There are lots of different ways technologically to think about the question of managing motivation for transaction processing. The approach you describe is one approach that exists today, but there are entirely different protocols where the motivation of a network transaction processor, which is a less pejorative term for miner, could be to keep the network safe or functioning because they’re users. So you could imagine a world where you don’t have independent miners who are motivated by the financial return for their mining, but rather people who have invested in a shared utility who have an interest in it continuing to work because they are using it to do whatever it is they do for a living.
How does the opportunity with Digital Asset relate to your time at JPMorgan and the things you experienced there before and after the crisis?
The financial crisis taught us about many inherent risks in the way the financial system operated at the time and operates to a degree today. Some of these risks have been mitigated through financial reregulation, and some of them are still there. I and many others appreciated — and to this day appreciate — the role of regulation and the important progress that was made as a result of changes to regulation of derivatives in the aftermath of the crisis.

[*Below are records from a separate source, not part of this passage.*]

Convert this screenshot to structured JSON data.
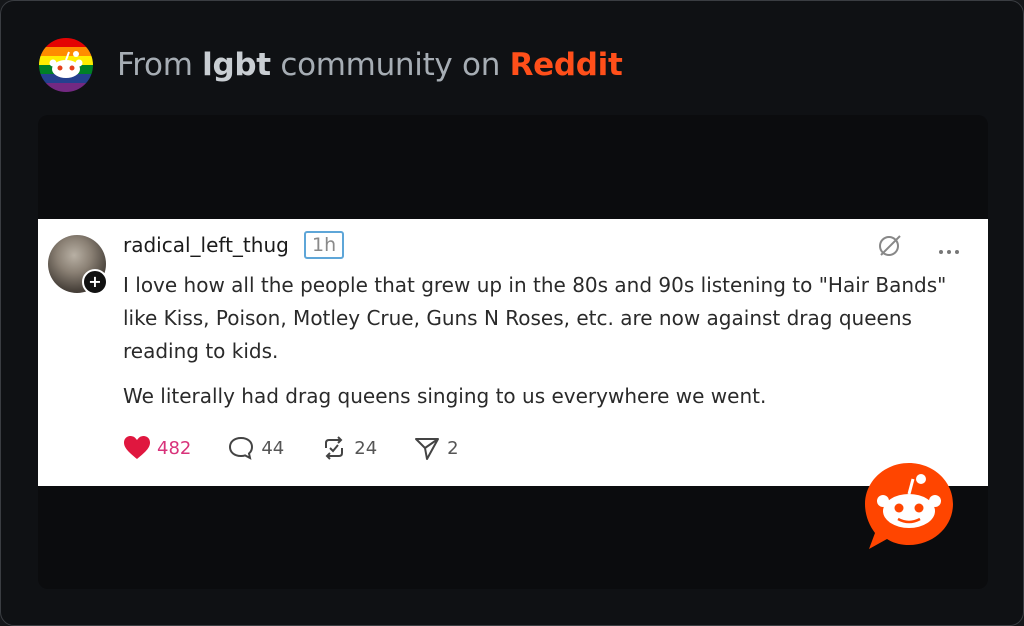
{
  "header": {
    "prefix": "From ",
    "community": "lgbt",
    "middle": " community on ",
    "platform": "Reddit",
    "avatar_icon": "rainbow-snoo-icon"
  },
  "post": {
    "username": "radical_left_thug",
    "time": "1h",
    "body": [
      "I love how all the people that grew up in the 80s and 90s listening to \"Hair Bands\" like Kiss, Poison, Motley Crue, Guns N Roses, etc. are now against drag queens reading to kids.",
      "We literally had drag queens singing to us everywhere we went."
    ],
    "likes": "482",
    "comments": "44",
    "reposts": "24",
    "shares": "2",
    "icons": [
      "mute-icon",
      "more-options-icon"
    ]
  },
  "colors": {
    "accent": "#ff4f1a",
    "like": "#d8327a"
  }
}
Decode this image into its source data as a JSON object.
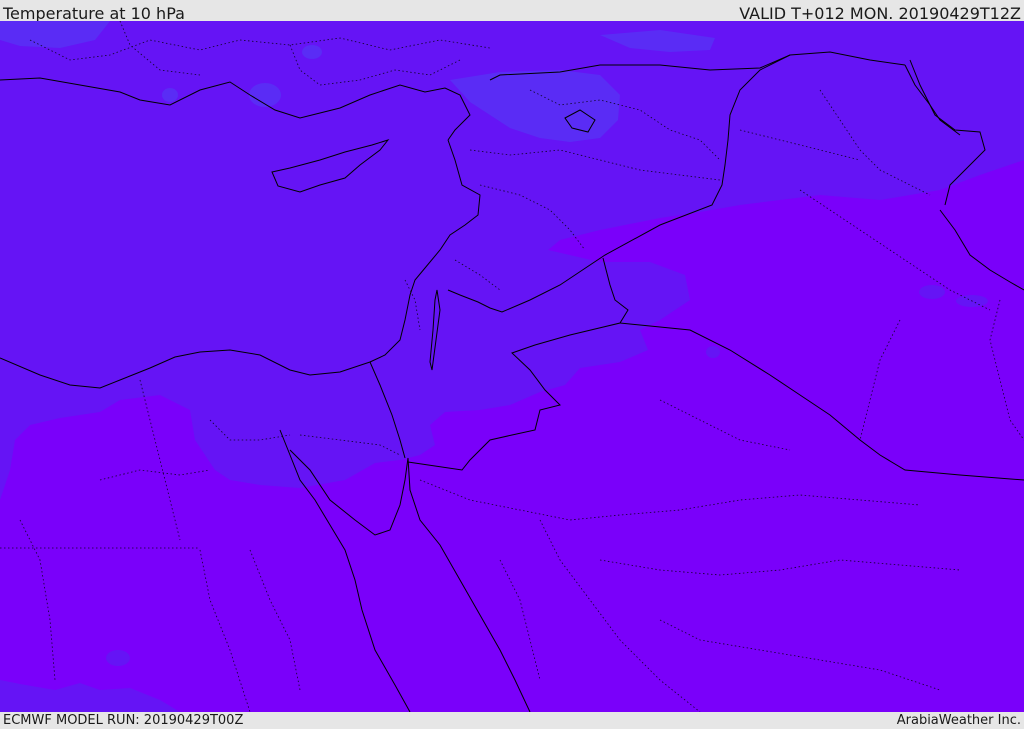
{
  "header": {
    "title": "Temperature at 10 hPa",
    "valid": "VALID T+012 MON. 20190429T12Z"
  },
  "footer": {
    "model_run": "ECMWF MODEL RUN: 20190429T00Z",
    "credit": "ArabiaWeather Inc."
  },
  "colors": {
    "warm_band": "#7a00fa",
    "mid_band": "#6514f5",
    "cool_band": "#5a2cf5",
    "border_line": "#000000",
    "frame": "#e6e6e6"
  }
}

One of the things I am seeking to do with this business is to make sure that as the financial world innovates going forward, we pay attention to those important features of safety in the financial system like resiliency, like managing counterparty risk, like recognizing that while we’ve reduced interdependency through mandating central clearing, we’ve haven’t yet addressed essentially similar risks in the settlement process. This is a continuation, in a certain sense, of my work at JPMorgan.